Well, because until a moment ago, he had been lying on the couch starting to snore in front of the two minutes of news he claimed he had to watch. But you can bet your bottom dollar I won't be mentioning that to him.
I figure I'm ahead: It is nearly ten p.m., and I know where my kid is.
"But other people in my class go to bed much later and I don't have first hour tomorrow."
"It's not my bedtime."
"I'm going to count to five, and if, at that point, you are not upstairs, I am going to unplug and remove your computer."
Yawn. Yawn. Yawn.
I didn't unplug the computer because I was so tired myself that I forgot. He did take longer than five counts to get upstairs. He did get upstairs.
In the morning, as I was waking his brother and sister, I remembered the times I'd waked him when I'd forgotten that his first school hour was cancelled, and I patted myself on the back for remembering that he had no first hour today and could therefore sleep late.
I woke him at seven instead of at six.
"Good morning! It's seven."
"WHAT? Why didn't you wake me?!! GOD DAMN IT!"

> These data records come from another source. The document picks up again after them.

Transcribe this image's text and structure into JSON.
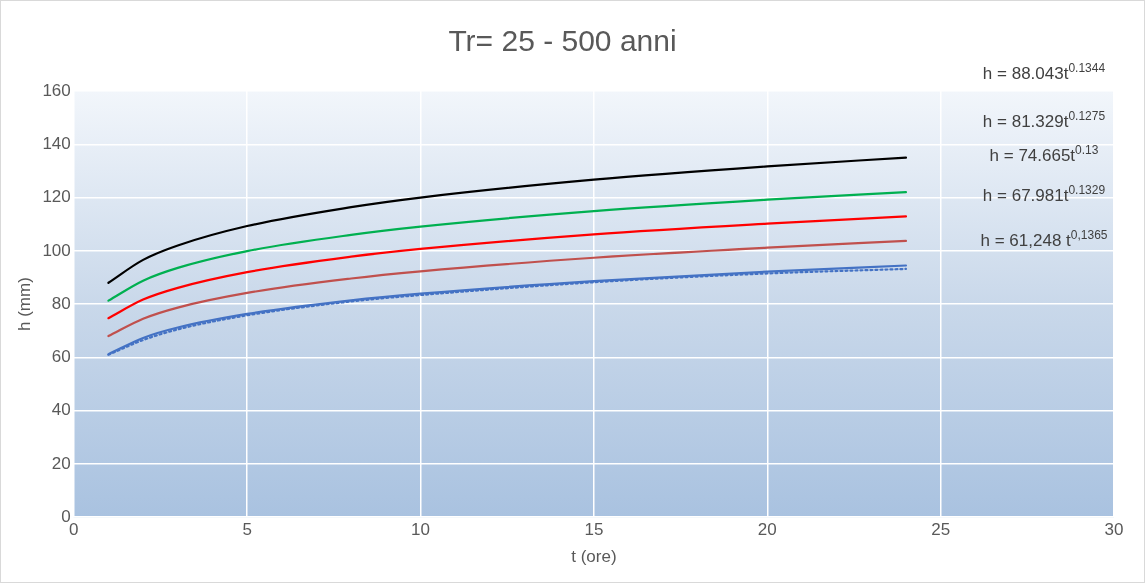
{
  "chart_data": {
    "type": "line",
    "title": "Tr= 25 - 500 anni",
    "xlabel": "t (ore)",
    "ylabel": "h (mm)",
    "xlim": [
      0,
      30
    ],
    "xticks": [
      0,
      5,
      10,
      15,
      20,
      25,
      30
    ],
    "ylim": [
      0,
      160
    ],
    "yticks": [
      0,
      20,
      40,
      60,
      80,
      100,
      120,
      140,
      160
    ],
    "grid": true,
    "legend": false,
    "marker": "none",
    "line_style": "solid",
    "series": [
      {
        "color": "#000000",
        "x": [
          1,
          2,
          3,
          5,
          8,
          10,
          15,
          20,
          24
        ],
        "values": [
          88.0,
          96.6,
          102.0,
          109.3,
          116.4,
          120.0,
          126.7,
          131.7,
          135.0
        ]
      },
      {
        "color": "#00b050",
        "x": [
          1,
          2,
          3,
          5,
          8,
          10,
          15,
          20,
          24
        ],
        "values": [
          81.3,
          88.8,
          93.6,
          99.9,
          106.0,
          109.1,
          114.9,
          119.2,
          122.0
        ]
      },
      {
        "color": "#ff0000",
        "x": [
          1,
          2,
          3,
          5,
          8,
          10,
          15,
          20,
          24
        ],
        "values": [
          74.7,
          81.7,
          86.1,
          92.0,
          97.8,
          100.7,
          106.2,
          110.2,
          112.9
        ]
      },
      {
        "color": "#c0504d",
        "x": [
          1,
          2,
          3,
          5,
          8,
          10,
          15,
          20,
          24
        ],
        "values": [
          68.0,
          74.5,
          78.7,
          84.2,
          89.6,
          92.3,
          97.4,
          101.2,
          103.7
        ]
      },
      {
        "color": "#4472c4",
        "x": [
          1,
          2,
          3,
          5,
          8,
          10,
          15,
          20,
          24
        ],
        "values": [
          61.2,
          67.3,
          71.2,
          76.3,
          81.4,
          83.9,
          88.6,
          92.2,
          94.5
        ]
      },
      {
        "color": "#4472c4",
        "line_style": "dotted",
        "x": [
          1,
          2,
          3,
          5,
          8,
          10,
          15,
          20,
          24
        ],
        "values": [
          61.0,
          66.5,
          70.5,
          75.8,
          81.0,
          83.4,
          88.2,
          91.5,
          93.2
        ]
      }
    ],
    "annotations": [
      "h = 88.043t$^{0.1344}$",
      "h = 81.329t$^{0.1275}$",
      "h = 74.665t$^{0.13}$",
      "h = 67.981t$^{0.1329}$",
      "h = 61,248 t$^{0,1365}$"
    ]
  }
}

"You said you had no first hour."
"But you made me go to bed early."
"Well, you seem to have needed your sleep."
Audible slap on forehead. How dumb can Mommy be? Loud complaints all the way downstairs. Loud complaints at breakfast. Until his peace-making Dad says, "For goodness sakes, Mommy and I are dying for more sleep. Aren't you lucky you got to sleep?"

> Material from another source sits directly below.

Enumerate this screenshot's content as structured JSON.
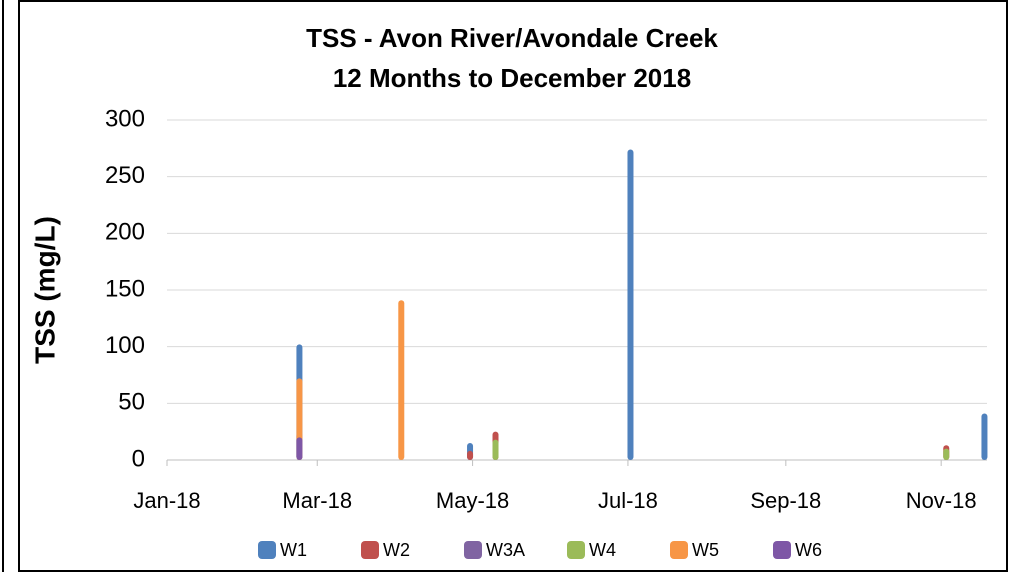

By the time he had to leave, he had forgiven me, and was telling me all about the parallel universes in The Hitchhiker's Guide to the Galaxy. I am glad that he likes to read books. When I get on the tram, I am usually the only person there with a book in hand, except once in a while there's a student reading a textbook, or a child reading Diary of a Wimpy Kid. Everyone else is putzing around with their cell phones. But he carries his book and reads it on the tram. We done good! The kid turned out all right, even if he does hate us about fifty percent of the time.